EO answers Spock

To a certain extent, anyhow. I’ll provide my own answer, but Joe Carter’s is too funny to not highlight:

1. Tummy aches are a form of harm being done to the physical and/or psychological well-being of a sentient creature.
2. Harm is evil.
3. God–an omniscient, wholly good being–would prevent evil.
4. God did not prevent my tummy ache
5. Ergo, there is no god.

This argument is a type known as the evidential problem of evil, the primary remaining form since the logical problem of evil has been solved.*

As I’ve noted on numerous occasions, I find the entire concept of theodicy to be completely ridiculous. Since I reject the concept of omniderigence, I have very serious doubts about the non-Biblical concept of omniscience, and I believe in the existence of free will, the “problem” of evil as related to God’s existence and/or character is nonexistent. And it’s ironic that it continues to arise, considering that its the materialists of all stripes who face a far more serious problem of evil in their own right.
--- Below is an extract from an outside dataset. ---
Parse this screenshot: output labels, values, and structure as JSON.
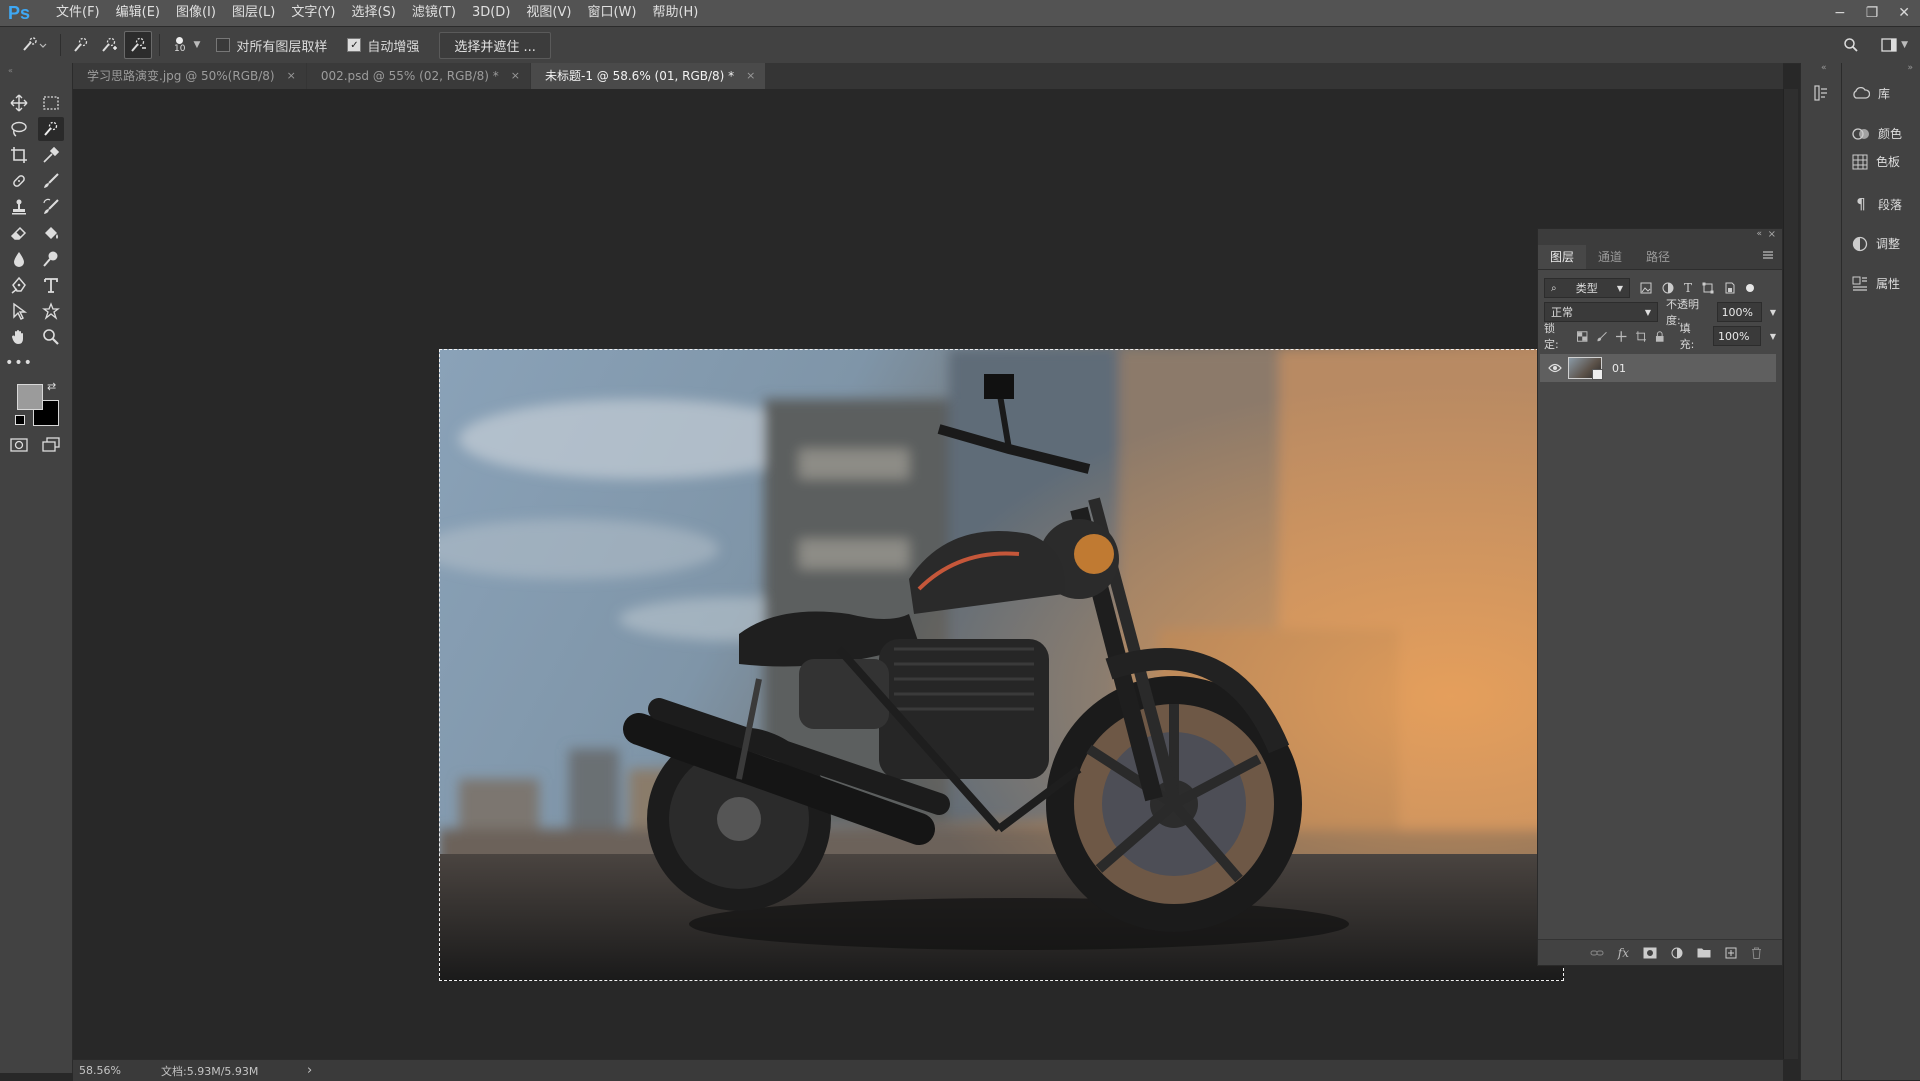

Now, Bearded Spock describes his argument thusly:

My argument was that Job’s god is so different from the New Testament God, that they cannot both be the same…. Job’s god is as different from the NT God as Allah is.

This is logically fallacious. Job’s god and the New Testament God are both described as beyond human comprehension and human judgment. Therefore, even any apparent dichotomies – I do not admit to them, but I do invite Bearded Spock to delineate them – cannot be given any significant import because they do not provide a sufficiently comprehensive understanding of the deity’s/deities’ character(s). I don’t see two descriptions as being very different at all, but then, I take serious exception to the “god of personal love for everyone” that Spock appears to be imputing to the New Testament god. However, that’s a pretty big tangent, so let’s leave it alone for now.

My further argument that neither the Book of Job nor the NT are legitimately authoritative is secondary.

Fine, then we can leave it for now. I merely note that no one who describes the Bible as “hearsay evidence” with a straight face has a sufficient grasp of either the rules of evidence or archeology for their opinion about legitimate authority to be of any import whatsoever.


Spock appears to be forgetting that he is the one redefining evil; the cited Biblical definition of evil long precedes him. I have no qualms about defending much of what Spock and others call “evil”, be they tummy aches or tsunami; they are in fact nothing of the kind. Now, I don’t know if Spock is an extreme rational materialist or not, but if he is, then he has no logical claim to even make use the word evil, much less quibble over definitions outside of his realm of competence. Spock’s failure here is to understand that God alone is the yardstick; only the creator has the right to define what is good and what is evil according to the rules of his game. In His case, and in His case alone, might does quite literally MAKE right. But this holds only in that might was (presumably) required in order to create; the mere possession of might does not suffice in itself.

Spock shows the inherent danger of arguing by aphorism; when one does not think the matter sufficiently through, one frequently errs by improperly applying the pithy quote.